Now, Sangeeta Bhatia, professor in the Harvard-MIT Division of Health Sciences and Technology, in collaboration with Charles Rice of the Rockefeller University, has developed a way to maintain liver cells for four to six weeks by precisely arranging them on a specially patterned plate. The cells can be infected with hepatitis C for two to three weeks, giving researchers the chance to study the cells' responses to different drugs.

The new model, described in next week's issue of the Proceedings of the National Academy of Sciences, could allow researchers to test the effectiveness of various combinations of drugs, including interferon, a common current treatment, and experimental antibodies that may block the virus from entering cells.

How they did it: The researchers used healthy liver cells that had been cryogenically preserved and grew them on special plates with micropatterns that direct the cells where to grow. The liver cells were strategically interspersed with other cells called fibroblasts that support the growth of liver tissue.

"If you just put cells on a surface in an unorganized way, they lose their function very quickly," says Bhatia. "If you specify which cells sit next to each other, you can extend the lifetime of the cells and help them maintain their function."

Next steps: The current system may already be suitable to screen drugs against the strain of hepatitis C used in this work; however, this strain, which was derived from a Japanese patient with fulminant hepatitis is the only strain ever successfully grown in a laboratory environment. The researchers hope to modify the system so they can grow additional strains, such as those more common in North America, which would allow for more thorough drug testing.

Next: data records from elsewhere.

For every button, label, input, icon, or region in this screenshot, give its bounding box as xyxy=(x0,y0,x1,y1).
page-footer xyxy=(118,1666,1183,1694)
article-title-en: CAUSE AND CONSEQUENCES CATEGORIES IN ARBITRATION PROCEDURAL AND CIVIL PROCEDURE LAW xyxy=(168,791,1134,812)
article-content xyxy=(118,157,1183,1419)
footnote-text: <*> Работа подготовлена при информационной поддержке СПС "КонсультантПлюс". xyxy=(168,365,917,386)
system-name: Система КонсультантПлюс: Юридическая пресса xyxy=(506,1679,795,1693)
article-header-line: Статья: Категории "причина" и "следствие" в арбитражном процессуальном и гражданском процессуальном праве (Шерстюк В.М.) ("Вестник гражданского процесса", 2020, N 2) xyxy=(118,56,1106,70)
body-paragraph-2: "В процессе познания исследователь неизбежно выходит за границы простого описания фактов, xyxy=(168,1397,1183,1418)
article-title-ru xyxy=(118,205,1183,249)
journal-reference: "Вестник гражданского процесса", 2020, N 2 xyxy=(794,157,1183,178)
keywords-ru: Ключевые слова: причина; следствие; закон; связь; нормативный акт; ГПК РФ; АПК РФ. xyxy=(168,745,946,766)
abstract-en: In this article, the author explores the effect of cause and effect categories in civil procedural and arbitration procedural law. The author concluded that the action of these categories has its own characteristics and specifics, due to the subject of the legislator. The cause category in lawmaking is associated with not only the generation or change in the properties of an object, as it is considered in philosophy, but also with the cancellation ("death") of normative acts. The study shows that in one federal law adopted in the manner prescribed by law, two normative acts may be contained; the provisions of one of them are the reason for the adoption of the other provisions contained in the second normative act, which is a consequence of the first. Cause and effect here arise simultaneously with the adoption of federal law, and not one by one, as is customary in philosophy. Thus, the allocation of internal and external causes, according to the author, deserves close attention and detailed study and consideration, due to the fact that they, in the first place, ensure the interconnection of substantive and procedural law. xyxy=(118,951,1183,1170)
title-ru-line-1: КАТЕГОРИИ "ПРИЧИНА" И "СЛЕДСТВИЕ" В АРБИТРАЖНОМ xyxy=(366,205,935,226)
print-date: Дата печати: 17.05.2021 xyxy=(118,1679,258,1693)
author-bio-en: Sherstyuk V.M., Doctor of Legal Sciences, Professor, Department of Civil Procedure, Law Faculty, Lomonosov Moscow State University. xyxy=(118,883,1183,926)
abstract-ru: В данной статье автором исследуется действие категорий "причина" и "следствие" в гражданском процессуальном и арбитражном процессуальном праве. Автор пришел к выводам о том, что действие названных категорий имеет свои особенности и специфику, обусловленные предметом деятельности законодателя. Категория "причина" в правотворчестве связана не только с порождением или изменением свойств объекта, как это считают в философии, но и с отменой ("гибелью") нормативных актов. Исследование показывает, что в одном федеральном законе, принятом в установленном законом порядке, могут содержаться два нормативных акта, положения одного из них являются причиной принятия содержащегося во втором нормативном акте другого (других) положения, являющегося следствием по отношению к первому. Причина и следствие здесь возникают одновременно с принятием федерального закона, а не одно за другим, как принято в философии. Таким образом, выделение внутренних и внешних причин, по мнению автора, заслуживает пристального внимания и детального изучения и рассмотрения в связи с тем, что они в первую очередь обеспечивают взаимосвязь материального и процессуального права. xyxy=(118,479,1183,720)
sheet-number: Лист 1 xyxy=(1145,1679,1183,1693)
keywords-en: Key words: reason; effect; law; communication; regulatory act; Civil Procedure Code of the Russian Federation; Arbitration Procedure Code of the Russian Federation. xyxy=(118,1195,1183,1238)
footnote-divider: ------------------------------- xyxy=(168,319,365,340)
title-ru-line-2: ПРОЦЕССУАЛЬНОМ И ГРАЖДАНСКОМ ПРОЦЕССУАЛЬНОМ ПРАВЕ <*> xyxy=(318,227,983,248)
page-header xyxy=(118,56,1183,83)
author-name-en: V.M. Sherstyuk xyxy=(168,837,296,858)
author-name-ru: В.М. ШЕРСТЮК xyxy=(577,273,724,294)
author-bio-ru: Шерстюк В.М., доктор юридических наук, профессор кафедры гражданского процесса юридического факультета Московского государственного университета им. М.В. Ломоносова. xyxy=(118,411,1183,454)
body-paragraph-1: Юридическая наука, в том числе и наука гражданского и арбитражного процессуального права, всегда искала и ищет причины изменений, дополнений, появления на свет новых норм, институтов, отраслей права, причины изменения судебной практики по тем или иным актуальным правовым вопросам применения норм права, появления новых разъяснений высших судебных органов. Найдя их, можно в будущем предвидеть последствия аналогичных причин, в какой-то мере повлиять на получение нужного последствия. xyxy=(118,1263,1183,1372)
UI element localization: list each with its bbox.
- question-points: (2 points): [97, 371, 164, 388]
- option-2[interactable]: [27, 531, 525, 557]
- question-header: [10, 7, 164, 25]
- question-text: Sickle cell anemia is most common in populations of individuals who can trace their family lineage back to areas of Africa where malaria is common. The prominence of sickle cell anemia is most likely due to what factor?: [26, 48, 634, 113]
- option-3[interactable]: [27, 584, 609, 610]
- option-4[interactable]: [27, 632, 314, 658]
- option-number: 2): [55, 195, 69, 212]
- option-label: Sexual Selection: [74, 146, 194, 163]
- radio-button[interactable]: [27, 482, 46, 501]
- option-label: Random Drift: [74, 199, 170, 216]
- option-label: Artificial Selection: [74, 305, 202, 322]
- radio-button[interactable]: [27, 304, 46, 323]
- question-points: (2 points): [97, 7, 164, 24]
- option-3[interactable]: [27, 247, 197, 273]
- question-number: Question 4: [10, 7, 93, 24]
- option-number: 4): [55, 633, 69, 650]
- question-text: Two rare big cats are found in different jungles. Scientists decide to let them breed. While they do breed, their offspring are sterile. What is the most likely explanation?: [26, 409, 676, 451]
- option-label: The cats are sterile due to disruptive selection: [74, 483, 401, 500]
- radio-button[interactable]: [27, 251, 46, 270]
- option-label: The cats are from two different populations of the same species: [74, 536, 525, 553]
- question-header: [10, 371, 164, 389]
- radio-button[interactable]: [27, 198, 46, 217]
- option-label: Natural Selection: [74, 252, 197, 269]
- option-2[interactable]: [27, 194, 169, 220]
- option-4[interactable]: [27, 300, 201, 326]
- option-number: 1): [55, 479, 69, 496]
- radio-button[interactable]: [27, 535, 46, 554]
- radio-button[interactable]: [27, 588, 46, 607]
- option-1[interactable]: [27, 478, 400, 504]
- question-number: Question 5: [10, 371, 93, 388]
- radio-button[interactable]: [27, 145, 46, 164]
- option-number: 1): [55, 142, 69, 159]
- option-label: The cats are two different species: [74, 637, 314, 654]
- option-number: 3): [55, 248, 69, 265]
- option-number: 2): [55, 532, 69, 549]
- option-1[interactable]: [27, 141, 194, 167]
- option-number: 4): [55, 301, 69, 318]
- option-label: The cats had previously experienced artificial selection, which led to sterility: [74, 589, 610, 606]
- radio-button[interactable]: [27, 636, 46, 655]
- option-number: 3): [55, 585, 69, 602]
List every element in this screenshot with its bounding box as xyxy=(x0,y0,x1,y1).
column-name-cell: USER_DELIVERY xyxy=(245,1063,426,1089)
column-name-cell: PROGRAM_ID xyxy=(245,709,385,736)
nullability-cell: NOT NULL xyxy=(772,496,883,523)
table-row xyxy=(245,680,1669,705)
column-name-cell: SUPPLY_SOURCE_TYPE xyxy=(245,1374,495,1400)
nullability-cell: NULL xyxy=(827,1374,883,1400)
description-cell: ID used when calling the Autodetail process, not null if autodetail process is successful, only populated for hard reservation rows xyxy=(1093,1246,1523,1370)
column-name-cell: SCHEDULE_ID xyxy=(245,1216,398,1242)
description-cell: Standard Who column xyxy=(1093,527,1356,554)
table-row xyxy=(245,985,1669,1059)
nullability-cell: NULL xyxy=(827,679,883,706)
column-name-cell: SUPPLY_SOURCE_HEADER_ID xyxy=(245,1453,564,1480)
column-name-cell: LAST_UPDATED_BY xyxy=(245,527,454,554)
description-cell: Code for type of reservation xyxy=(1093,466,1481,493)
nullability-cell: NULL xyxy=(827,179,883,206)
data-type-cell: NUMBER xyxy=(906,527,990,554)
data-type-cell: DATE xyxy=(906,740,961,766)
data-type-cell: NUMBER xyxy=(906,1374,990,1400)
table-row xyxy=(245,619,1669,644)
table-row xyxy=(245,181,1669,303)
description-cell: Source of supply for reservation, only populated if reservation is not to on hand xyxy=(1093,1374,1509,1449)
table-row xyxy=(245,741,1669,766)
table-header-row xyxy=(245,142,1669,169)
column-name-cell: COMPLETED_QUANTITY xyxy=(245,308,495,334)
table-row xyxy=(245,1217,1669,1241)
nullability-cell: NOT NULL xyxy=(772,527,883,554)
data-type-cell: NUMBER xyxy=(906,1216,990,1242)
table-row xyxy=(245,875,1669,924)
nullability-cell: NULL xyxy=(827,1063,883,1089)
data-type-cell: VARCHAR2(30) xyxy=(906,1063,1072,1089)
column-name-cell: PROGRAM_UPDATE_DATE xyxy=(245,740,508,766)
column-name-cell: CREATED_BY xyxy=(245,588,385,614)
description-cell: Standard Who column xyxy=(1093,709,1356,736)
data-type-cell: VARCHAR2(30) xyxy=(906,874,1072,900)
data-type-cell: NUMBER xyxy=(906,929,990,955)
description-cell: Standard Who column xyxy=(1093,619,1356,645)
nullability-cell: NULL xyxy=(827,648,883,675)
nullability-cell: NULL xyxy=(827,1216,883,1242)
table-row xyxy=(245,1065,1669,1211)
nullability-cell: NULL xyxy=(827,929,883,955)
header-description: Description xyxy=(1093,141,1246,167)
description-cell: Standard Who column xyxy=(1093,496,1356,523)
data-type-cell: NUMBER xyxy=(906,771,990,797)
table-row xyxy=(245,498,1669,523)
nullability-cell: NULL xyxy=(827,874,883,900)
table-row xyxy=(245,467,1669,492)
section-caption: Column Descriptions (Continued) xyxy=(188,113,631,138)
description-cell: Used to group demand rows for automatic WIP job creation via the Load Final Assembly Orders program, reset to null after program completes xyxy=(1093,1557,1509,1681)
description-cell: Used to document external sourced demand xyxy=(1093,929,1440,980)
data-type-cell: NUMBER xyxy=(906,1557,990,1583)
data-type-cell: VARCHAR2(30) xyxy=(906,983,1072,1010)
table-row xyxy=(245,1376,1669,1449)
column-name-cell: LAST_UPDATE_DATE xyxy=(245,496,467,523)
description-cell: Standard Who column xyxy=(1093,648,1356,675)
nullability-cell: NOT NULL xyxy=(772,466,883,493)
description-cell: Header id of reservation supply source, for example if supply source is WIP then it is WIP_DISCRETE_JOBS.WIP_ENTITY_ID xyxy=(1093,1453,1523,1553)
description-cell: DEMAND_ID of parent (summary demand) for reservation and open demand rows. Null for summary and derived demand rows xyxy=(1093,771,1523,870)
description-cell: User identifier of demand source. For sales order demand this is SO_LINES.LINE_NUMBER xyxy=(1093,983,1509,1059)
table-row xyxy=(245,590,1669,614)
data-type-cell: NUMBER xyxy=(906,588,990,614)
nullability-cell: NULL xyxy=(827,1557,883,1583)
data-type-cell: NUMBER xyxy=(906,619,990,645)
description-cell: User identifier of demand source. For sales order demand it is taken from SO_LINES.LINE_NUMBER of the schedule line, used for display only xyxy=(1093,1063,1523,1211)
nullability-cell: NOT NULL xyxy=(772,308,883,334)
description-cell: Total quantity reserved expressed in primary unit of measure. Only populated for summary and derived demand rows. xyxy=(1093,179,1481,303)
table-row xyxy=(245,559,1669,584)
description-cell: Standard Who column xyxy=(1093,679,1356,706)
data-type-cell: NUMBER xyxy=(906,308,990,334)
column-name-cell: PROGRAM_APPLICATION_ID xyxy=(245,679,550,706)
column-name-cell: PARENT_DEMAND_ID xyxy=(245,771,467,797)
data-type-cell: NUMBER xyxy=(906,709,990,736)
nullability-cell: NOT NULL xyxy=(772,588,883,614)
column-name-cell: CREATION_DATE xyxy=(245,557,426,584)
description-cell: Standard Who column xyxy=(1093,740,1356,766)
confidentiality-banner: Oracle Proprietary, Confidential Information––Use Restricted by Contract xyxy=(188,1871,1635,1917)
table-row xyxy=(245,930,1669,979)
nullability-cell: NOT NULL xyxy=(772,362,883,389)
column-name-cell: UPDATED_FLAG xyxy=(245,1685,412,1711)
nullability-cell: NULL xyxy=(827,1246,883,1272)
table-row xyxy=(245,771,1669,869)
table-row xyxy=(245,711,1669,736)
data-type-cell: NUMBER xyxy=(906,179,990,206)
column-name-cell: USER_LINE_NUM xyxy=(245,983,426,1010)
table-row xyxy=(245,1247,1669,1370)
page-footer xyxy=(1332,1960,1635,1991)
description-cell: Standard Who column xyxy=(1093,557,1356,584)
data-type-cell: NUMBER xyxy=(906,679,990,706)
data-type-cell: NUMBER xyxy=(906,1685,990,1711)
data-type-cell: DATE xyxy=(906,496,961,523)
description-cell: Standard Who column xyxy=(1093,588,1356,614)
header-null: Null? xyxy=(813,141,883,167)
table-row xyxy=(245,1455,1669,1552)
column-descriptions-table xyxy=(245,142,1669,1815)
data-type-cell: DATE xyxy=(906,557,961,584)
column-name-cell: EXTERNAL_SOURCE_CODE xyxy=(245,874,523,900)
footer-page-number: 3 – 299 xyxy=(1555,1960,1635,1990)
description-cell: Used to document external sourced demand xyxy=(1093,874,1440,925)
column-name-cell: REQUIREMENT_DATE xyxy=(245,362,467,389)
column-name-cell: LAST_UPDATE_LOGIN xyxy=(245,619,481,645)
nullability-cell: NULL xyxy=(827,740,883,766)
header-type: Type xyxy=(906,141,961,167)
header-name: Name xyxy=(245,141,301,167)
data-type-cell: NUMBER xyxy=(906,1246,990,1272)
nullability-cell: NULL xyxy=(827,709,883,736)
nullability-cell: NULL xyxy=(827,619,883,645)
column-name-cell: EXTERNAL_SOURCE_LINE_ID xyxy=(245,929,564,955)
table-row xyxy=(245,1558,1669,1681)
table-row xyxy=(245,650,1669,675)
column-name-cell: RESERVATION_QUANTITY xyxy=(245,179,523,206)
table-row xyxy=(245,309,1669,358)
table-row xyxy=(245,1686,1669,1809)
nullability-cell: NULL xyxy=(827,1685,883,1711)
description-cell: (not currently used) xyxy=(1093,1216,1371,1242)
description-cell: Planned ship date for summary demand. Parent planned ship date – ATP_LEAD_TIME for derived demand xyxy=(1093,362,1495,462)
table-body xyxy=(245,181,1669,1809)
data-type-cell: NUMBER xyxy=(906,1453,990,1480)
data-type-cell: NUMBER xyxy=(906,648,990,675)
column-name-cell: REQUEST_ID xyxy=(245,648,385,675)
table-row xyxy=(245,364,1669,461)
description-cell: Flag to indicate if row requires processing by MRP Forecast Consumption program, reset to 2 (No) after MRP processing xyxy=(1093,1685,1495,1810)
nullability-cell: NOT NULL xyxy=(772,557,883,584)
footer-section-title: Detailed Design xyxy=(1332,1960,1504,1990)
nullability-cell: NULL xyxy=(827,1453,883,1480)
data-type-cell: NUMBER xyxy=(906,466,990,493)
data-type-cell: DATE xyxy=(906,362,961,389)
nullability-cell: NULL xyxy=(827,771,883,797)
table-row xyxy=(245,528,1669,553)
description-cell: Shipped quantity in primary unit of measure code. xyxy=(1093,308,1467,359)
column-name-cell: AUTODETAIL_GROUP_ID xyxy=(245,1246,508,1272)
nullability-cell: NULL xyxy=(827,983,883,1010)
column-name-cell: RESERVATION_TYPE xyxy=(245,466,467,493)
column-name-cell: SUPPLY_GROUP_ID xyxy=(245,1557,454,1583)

A Ploss, SR Khetani, CT Jones, and others. Persistent hepatitis C virus infection in microscale primary human hepatocyte cultures. Proceedings of the National Academy of Sciences USA (Abstract). February 1, 2010 (Epub ahead of print).

Other sources

Massachusetts Institute of Technology. Engineering a new way to study hepatitis C. News release. January 25, 2010.

A Trafton. Engineering a new way to study hepatitis C. MIT News. February 1, 2010.